Pazartesi , 25 Kasım 2024
Anasayfa / Rekabet.Net / F-35 Türkiye ile daha rekabetçi

F-35 Türkiye ile daha rekabetçi

Türk savunma sanayisi şirketleri, Müşterek Taarruz Uçağı (F-35) Projesi’nde en rekabetçi fiyatlarla yaptıkları üretimle F-35’in maliyetini aşağıya çekiyor

Türk savunma sanayisi şirketleri, Müşterek Taarruz Uçağı (F-35) Projesi’nde en rekabetçi fiyatlarla yaptıkları üretimle F-35’in maliyetini aşağıya çekiyor.

Amerika Birleşik Devletleri’nin (ABD) öncülüğünü yaptığı, Türkiye’nin de aralarında bulunduğu Avustralya, Danimarka, Hollanda, İngiltere, İtalya, Kanada ve Norveç’in ortak ülke olarak katılım sağladığı bir konsorsiyum projesi olan F-35 Projesi kapsamında, Türkiye ilk dört F-35 uçağını teslim aldı.

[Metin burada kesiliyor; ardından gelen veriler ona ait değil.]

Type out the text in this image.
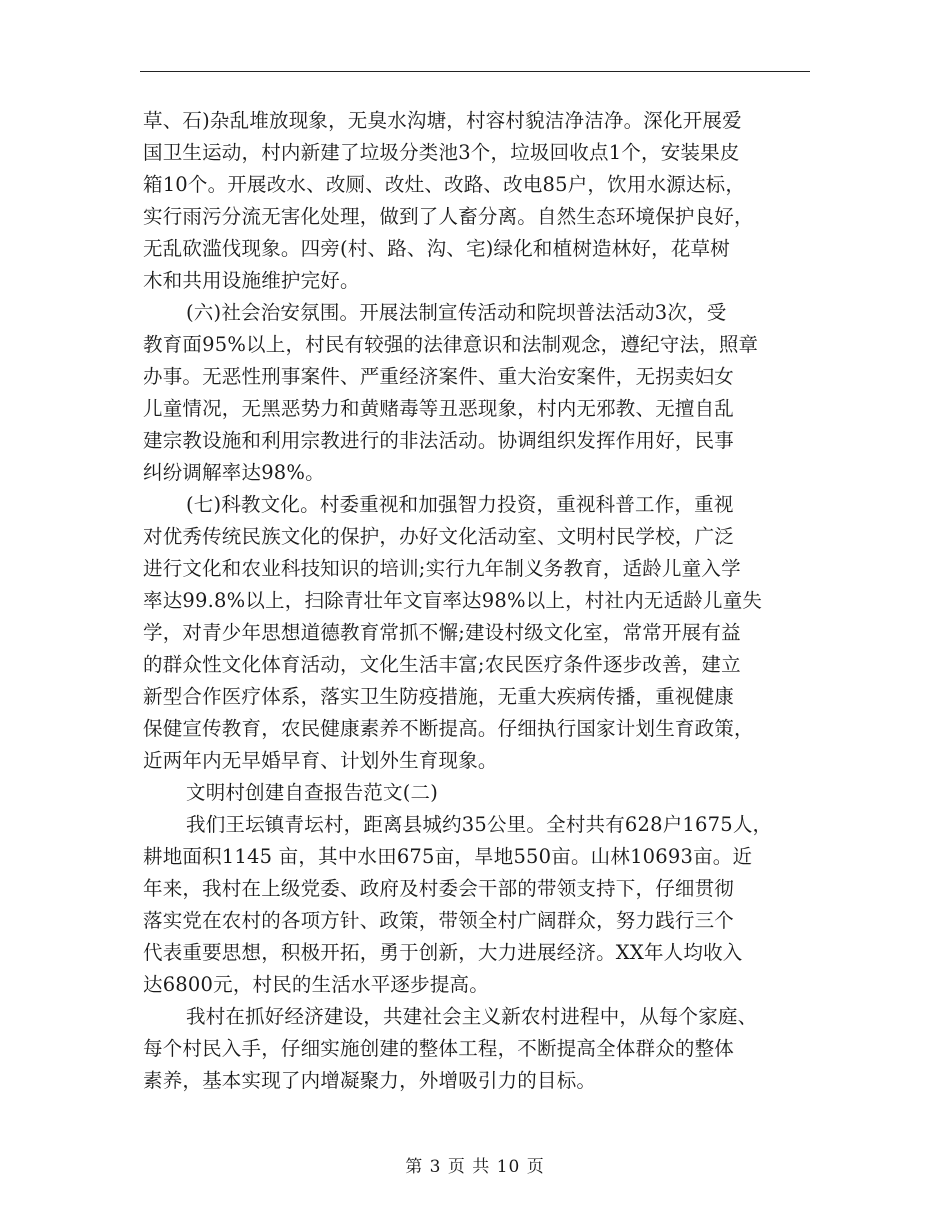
草、石)杂乱堆放现象，无臭水沟塘，村容村貌洁净洁净。深化开展爱
国卫生运动，村内新建了垃圾分类池3个，垃圾回收点1个，安装果皮
箱10个。开展改水、改厕、改灶、改路、改电85户，饮用水源达标，
实行雨污分流无害化处理，做到了人畜分离。自然生态环境保护良好，
无乱砍滥伐现象。四旁(村、路、沟、宅)绿化和植树造林好，花草树
木和共用设施维护完好。
(六)社会治安氛围。开展法制宣传活动和院坝普法活动3次，受
教育面95%以上，村民有较强的法律意识和法制观念，遵纪守法，照章
办事。无恶性刑事案件、严重经济案件、重大治安案件，无拐卖妇女
儿童情况，无黑恶势力和黄赌毒等丑恶现象，村内无邪教、无擅自乱
建宗教设施和利用宗教进行的非法活动。协调组织发挥作用好，民事
纠纷调解率达98%。
(七)科教文化。村委重视和加强智力投资，重视科普工作，重视
对优秀传统民族文化的保护，办好文化活动室、文明村民学校，广泛
进行文化和农业科技知识的培训;实行九年制义务教育，适龄儿童入学
率达99.8%以上，扫除青壮年文盲率达98%以上，村社内无适龄儿童失
学，对青少年思想道德教育常抓不懈;建设村级文化室，常常开展有益
的群众性文化体育活动，文化生活丰富;农民医疗条件逐步改善，建立
新型合作医疗体系，落实卫生防疫措施，无重大疾病传播，重视健康
保健宣传教育，农民健康素养不断提高。仔细执行国家计划生育政策，
近两年内无早婚早育、计划外生育现象。
文明村创建自查报告范文(二)
我们王坛镇青坛村，距离县城约35公里。全村共有628户1675人，
耕地面积1145 亩，其中水田675亩，旱地550亩。山林10693亩。近
年来，我村在上级党委、政府及村委会干部的带领支持下，仔细贯彻
落实党在农村的各项方针、政策，带领全村广阔群众，努力践行三个
代表重要思想，积极开拓，勇于创新，大力进展经济。XX年人均收入
达6800元，村民的生活水平逐步提高。
我村在抓好经济建设，共建社会主义新农村进程中，从每个家庭、
每个村民入手，仔细实施创建的整体工程，不断提高全体群众的整体
素养，基本实现了内增凝聚力，外增吸引力的目标。
第 3 页 共 10 页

Uçaklar pilot eğitimlerinde kullanılmak üzere Arizona’da yer alan Luke Hava Üssü’nde konuşlandırıldı.

Türk sanayisi tarafından üretilen parçalar ilk F-35 uçağından bu yana tüm uçaklarda yer alıyor. Uçağın orta gövdesinden iniş takımına; motorundan kanadına kadar pek çok farklı alanda parçalar Alp Havacılık, AYESAŞ, Kale Havacılık, Kale Pratt&Whitney ve Türk Havacılık ve Uzay Sanayii AŞ (TUSAŞ) tarafından üretiliyor. TEI ise Eskişehir 1. Hava Bakım Fabrikaları Merkezi’nde kurulmakta olan Motor Nihai Montaj Hattı ve Depo Seviyesi Bakım Tesisi’nin ana yükleniciliğini üstleniyor.

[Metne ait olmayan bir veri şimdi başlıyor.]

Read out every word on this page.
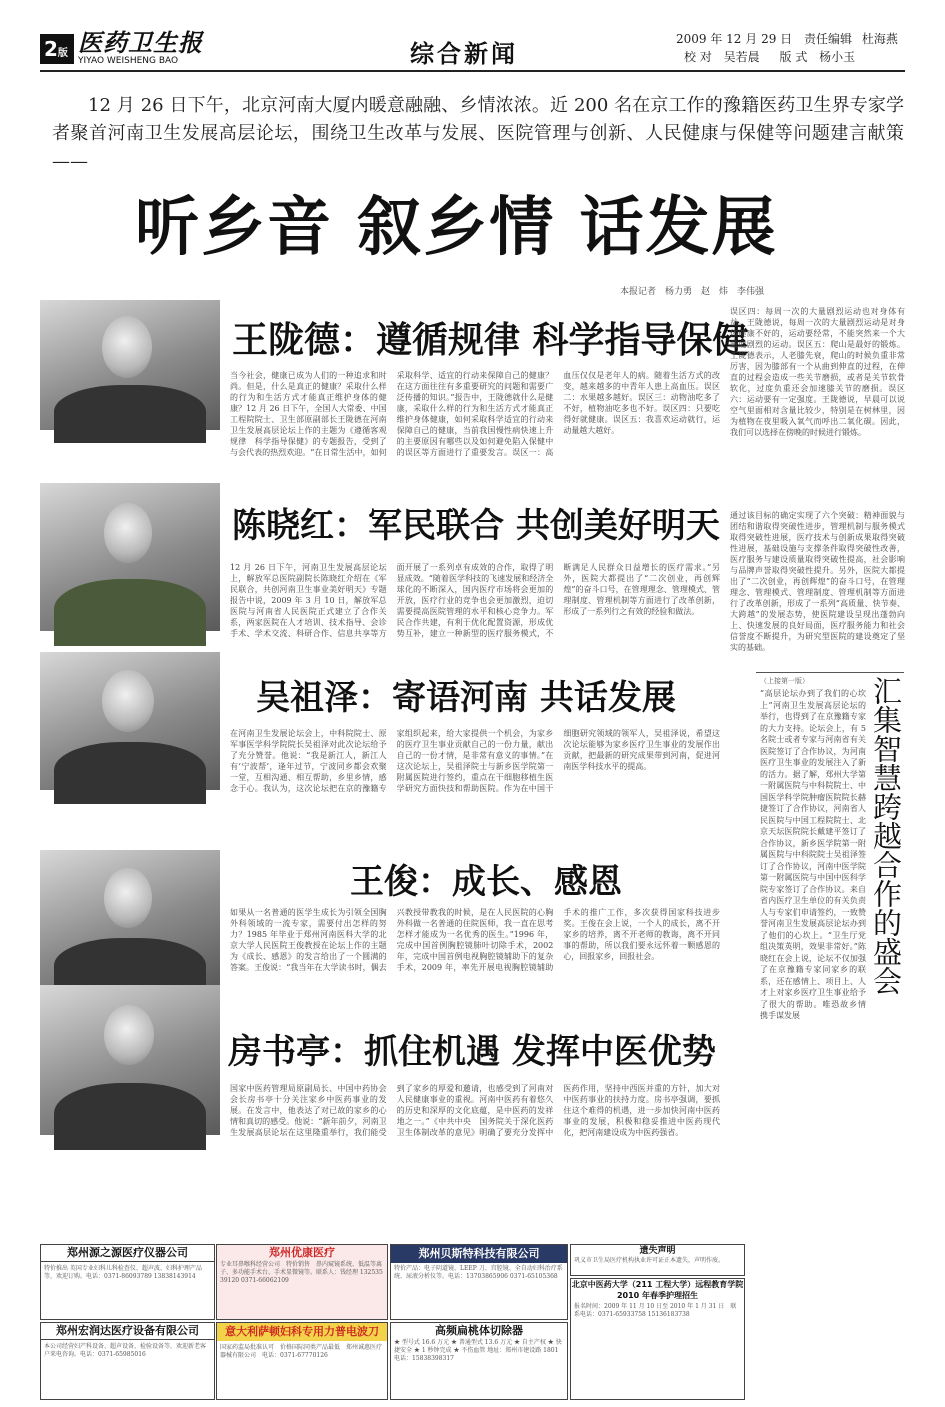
2版 医药卫生报
YIYAO WEISHENG BAO	综合新闻	2009 年 12 月 29 日 责任编辑 杜海燕
校 对 吴若晨 版 式 杨小玉
12 月 26 日下午，北京河南大厦内暖意融融、乡情浓浓。近 200 名在京工作的豫籍医药卫生界专家学者聚首河南卫生发展高层论坛，围绕卫生改革与发展、医院管理与创新、人民健康与保健等问题建言献策——
听乡音 叙乡情 话发展
本报记者　杨力勇　赵　炜　李伟强
王陇德：遵循规律 科学指导保健
当今社会，健康已成为人们的一种追求和时尚。但是，什么是真正的健康？采取什么样的行为和生活方式才能真正维护身体的健康？12 月 26 日下午，全国人大常委、中国工程院院士、卫生部原副部长王陇德在河南卫生发展高层论坛上作的主题为《遵循客观规律　科学指导保健》的专题报告，受到了与会代表的热烈欢迎。“在日常生活中，如何采取科学、适宜的行动来保障自己的健康？在这方面往往有多重要研究的问题和需要广泛传播的知识。”报告中，王陇德就什么是健康，采取什么样的行为和生活方式才能真正维护身体健康，如何采取科学适宜的行动来保障自己的健康，当前我国慢性病快速上升的主要原因有哪些以及如何避免陷入保健中的误区等方面进行了重要发言。误区一：高血压仅仅是老年人的病。随着生活方式的改变，越来越多的中青年人患上高血压。误区二：水果越多越好。误区三：动物油吃多了不好，植物油吃多也不好。误区四：只要吃得好就健康。误区五：我喜欢运动就行，运动量越大越好。
误区四：每周一次的大量剧烈运动也对身体有益。王陇德说，每周一次的大量剧烈运动是对身体健康不好的，运动要经常，不能突然来一个大量度剧烈的运动。误区五：爬山是最好的锻炼。王陇德表示，人老膝先衰，爬山的时候负重非常厉害，因为膝部有一个从曲到伸直的过程，在伸直的过程会造成一些关节磨损，或者是关节软骨软化，过度负重还会加速膝关节的磨损。误区六：运动要有一定强度。王陇德说，早晨可以说空气里面相对含量比较少，特别是在树林里，因为植物在夜里吸入氧气而呼出二氧化碳。因此，我们可以选择在傍晚的时候进行锻炼。
陈晓红：军民联合 共创美好明天
12 月 26 日下午，河南卫生发展高层论坛上，解放军总医院副院长陈晓红介绍在《军民联合，共创河南卫生事业美好明天》专题报告中说，2009 年 3 月 10 日，解放军总医院与河南省人民医院正式建立了合作关系，两家医院在人才培训、技术指导、会诊手术、学术交流、科研合作、信息共享等方面开展了一系列卓有成效的合作，取得了明显成效。“随着医学科技的飞速发展和经济全球化的不断深入，国内医疗市场将会更加的开放，医疗行业的竞争也会更加激烈，迫切需要提高医院管理的水平和核心竞争力。军民合作共建，有利于优化配置资源，形成优势互补，建立一种新型的医疗服务模式，不断满足人民群众日益增长的医疗需求。”另外，医院大都提出了“二次创业，再创辉煌”的奋斗口号，在管理理念、管理模式、管理制度、管理机制等方面进行了改革创新，形成了一系列行之有效的经验和做法。
通过该目标的确定实现了六个突破：精神面貌与团结和谐取得突破性进步，管理机制与服务模式取得突破性进展，医疗技术与创新成果取得突破性进展，基础设施与支撑条件取得突破性改善，医疗服务与建设质量取得突破性提高，社会影响与品牌声誉取得突破性提升。另外，医院大都提出了“二次创业，再创辉煌”的奋斗口号，在管理理念、管理模式、管理制度、管理机制等方面进行了改革创新，形成了一系列“高质量、快节奏、大跨越”的发展态势，使医院建设呈现出蓬勃向上、快速发展的良好局面，医疗服务能力和社会信誉度不断提升，为研究型医院的建设奠定了坚实的基础。
吴祖泽：寄语河南 共话发展
在河南卫生发展论坛会上，中科院院士、原军事医学科学院院长吴祖泽对此次论坛给予了充分赞誉。他说：“我是新江人，新江人有‘宁波帮’，逢年过节，宁波同乡都会欢聚一堂，互相沟通、相互帮助，乡里乡情，感念于心。我认为，这次论坛把在京的豫籍专家组织起来，给大家提供一个机会，为家乡的医疗卫生事业贡献自己的一份力量，献出自己的一份才情，是非常有意义的事情。”在这次论坛上，吴祖泽院士与新乡医学院第一附属医院进行签约，重点在干细胞移植生医学研究方面快技和帮助医院。作为在中国干细胞研究领域的领军人，吴祖泽说，希望这次论坛能够为家乡医疗卫生事业的发展作出贡献，把最新的研究成果带到河南，促进河南医学科技水平的提高。
王俊：成长、感恩
如果从一名普通的医学生成长为引领全国胸外科领域的一流专家，需要付出怎样的努力？1985 年毕业于郑州河南医科大学的北京大学人民医院王俊教授在论坛上作的主题为《成长、感恩》的发言给出了一个圆满的答案。王俊说：“我当年在大学读书时，偶去兴教授带教我的时候，是在人民医院的心胸外科做一名普通的住院医师，我一直在思考怎样才能成为一名优秀的医生。”1996 年，完成中国首例胸腔镜肺叶切除手术，2002 年，完成中国首例电视胸腔镜辅助下的复杂手术，2009 年，率先开展电视胸腔镜辅助手术的推广工作，多次获得国家科技进步奖。王俊在会上说，一个人的成长，离不开家乡的培养，离不开老师的教诲，离不开同事的帮助，所以我们要永远怀着一颗感恩的心，回报家乡，回报社会。
房书亭：抓住机遇 发挥中医优势
国家中医药管理局原副局长、中国中药协会会长房书亭十分关注家乡中医药事业的发展。在发言中，他表达了对已故的家乡的心情和真切的感受。他说：“新年前夕，河南卫生发展高层论坛在这里隆重举行，我们能受到了家乡的厚爱和邀请，也感受到了河南对人民健康事业的重视。河南中医药有着悠久的历史和深厚的文化底蕴，是中医药的发祥地之一。”《中共中央　国务院关于深化医药卫生体制改革的意见》明确了要充分发挥中医药作用，坚持中西医并重的方针，加大对中医药事业的扶持力度。房书亭强调，要抓住这个难得的机遇，进一步加快河南中医药事业的发展，积极和稳妥推进中医药现代化，把河南建设成为中医药强省。
（上接第一版）
“高层论坛办到了我们的心坎上”河南卫生发展高层论坛的举行，也得到了在京豫籍专家的大力支持。论坛会上，有 5 名院士或者专家与河南省有关医院签订了合作协议，为河南医疗卫生事业的发展注入了新的活力。据了解，郑州大学第一附属医院与中科院院士、中国医学科学院肿瘤医院院长赫捷签订了合作协议，河南省人民医院与中国工程院院士、北京天坛医院院长戴建平签订了合作协议，新乡医学院第一附属医院与中科院院士吴祖泽签订了合作协议，河南中医学院第一附属医院与中国中医科学院专家签订了合作协议。来自省内医疗卫生单位的有关负责人与专家们申请签约，一致赞誉河南卫生发展高层论坛办到了他们的心坎上。“卫生厅党组决策英明，效果非常好。”陈晓红在会上说，论坛不仅加强了在京豫籍专家同家乡的联系，还在感情上、项目上、人才上对家乡医疗卫生事业给予了很大的帮助。唯恐故乡情　携手谋发展
汇集智慧跨越合作的盛会
郑州源之源医疗仪器公司
特价推出 英国专业妇科儿科检查仪、超声波、妇科护理产品等，欢迎订购。电话：0371-86093789 13838143914
郑州优康医疗
专业耳鼻喉科经营公司　特价销售　鼻内窥镜系统、低温等离子、多功能手术台、手术显微镜等。联系人：钱经理 13253539120 0371-66062109
郑州贝斯特科技有限公司
特价产品：电子阴道镜、LEEP 刀、宫腔镜、全自动妇科治疗系统、尿液分析仪等。电话：13703865906 0371-65105368
遗失声明
巩义市卫生局医疗机构执业许可证正本遗失，声明作废。
北京中医药大学（211 工程大学）远程教育学院 2010 年春季护理招生
报名时间：2009 年 11 月 10 日至 2010 年 1 月 31 日　联系电话：0371-65933758 15136183738
郑州宏润达医疗设备有限公司
本公司经营妇产科设备、超声设备、检验设备等，欢迎新老客户来电咨询。电话：0371-65985016
意大利萨顿妇科专用力普电波刀
国家药监局批准认可　价格国际同类产品最低　郑州诚惠医疗器械有限公司　电话：0371-67770126
高频扁桃体切除器
★ 型号式 16.6 万元 ★ 普通型式 13.6 万元 ★ 自主产权 ★ 快捷安全 ★ 1 秒钟完成 ★ 不伤血管 地址：郑州市建设路 1801 电话：15838398317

Türkiye, 1999 yılından beri proje kapsamında bugüne kadar yaklaşık 1 milyar 400 milyon dolar ödeme yaptı.

Türk firmaların projedeki rolü

Proje kapsamında Türk firmaları 900 farklı kalemden fazla F-35 parçasının üretimini yapıyor. Firmaların sözleşme taahhütleri büyük oranda tamamlandı, bu çerçevede 1 milyar dolardan fazla ihracat gerçekleştirildi. Türk firmaları, 400’den fazla F-35 kaleminde tek kaynak olarak yer alıyor.

F-35 Projesi kapsamında yerli firmaların yaptığı altyapı yatırımlarının yüzde 90’ı farklı ticari ve askeri üretimlerde kullanılabilecek. Türk şirketleri, halihazırda Boeing, Airbus ve Sikorsky gibi büyük firmaların onaylı tedarikçisi durumunda bulunuyor. Sadece TUSAŞ’ın elinde 7 milyar dolarlık uçak parçası siparişi bulunduğu kaydediliyor.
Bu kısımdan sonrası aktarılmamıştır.